De plaatsvervangend commandant van de Britse sector in West-Berlijn, Sir Peter T. Hayman, liet ze niet door en maakte de Russen duidelijk: “Wat hier te doen is, is ons werk”. Een ernstig militair conflict dreigde.9 De Russen lieten het echter niet zo ver komen. Terwijl een verkenningsvliegtuig boven het meer vloog en de plek van het ongeval fotografeerde, begonnen Britse genie-troepen met de berging en brachten eerst de lichamen van de twee inzittenden naar boven. Aanvankelijk was het niet duidelijk of de vliegers gebruik hadden gemaakt van hun schietstoel. Helikopters gingen in de avond nog op zoek naar de twee inzittenden. De volgende dag, 7 april 1966 om 22.30 uur vonden meerdere duikers van de Royal Navy, Kapustin en Janow.

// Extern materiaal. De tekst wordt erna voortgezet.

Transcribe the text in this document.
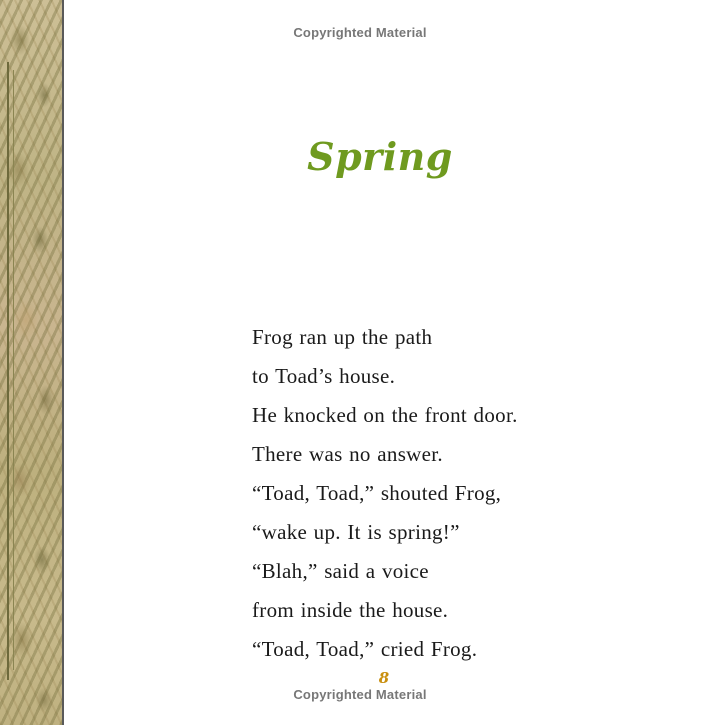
Copyrighted Material
Spring
Frog ran up the path
to Toad’s house.
He knocked on the front door.
There was no answer.
“Toad, Toad,” shouted Frog,
“wake up. It is spring!”
“Blah,” said a voice
from inside the house.
“Toad, Toad,” cried Frog.
8
Copyrighted Material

De berging van de twee vliegers uit de cockpit werd een precaire zaak voor de Britse marine-duikers in het zeer troebele water. Janow had nog geprobeerd zich met zijn schietstoel te redden, maar het ontstekingsmechanisme had kennelijk gefaald of werd te laat geactiveerd. Het kon door de crash een defect hebben opgelopen, waardoor uiterste voorzichtigheid was geboden.10

Tupolev 28
Tupolev 28 (CC BY-SA 3.0 – Alexey Vlasov – wiki)
Aanvankelijk dacht men dat het om het modernste Russische vliegtuig ging, het supermoderne gevechtsvliegtuig Tupolev 28, met een maximumsnelheid ruim anderhalf keer sneller dan het geluid en een vliegbereik van 3200 kilometer. Bij de NAVO stond dit toestel bekend onder de codenaam “Fiddler”. Bij het meten van de wrakstukken bleek echter dat het niet de grote Tupolev 28 was, maar de kleinere JAK 28P. Dit type was bij de NAVO bekend sedert haar eerste verschijning op een vliegshow in Moskou in 1961. De elektronica, het supermoderne Oriol-D systeem was niet bekend, maar wel wisten luchtvaartspecialisten dat de JAK-28P onafhankelijk van gevechtsleiding-stations, doelen kon lokaliseren en aanvallen.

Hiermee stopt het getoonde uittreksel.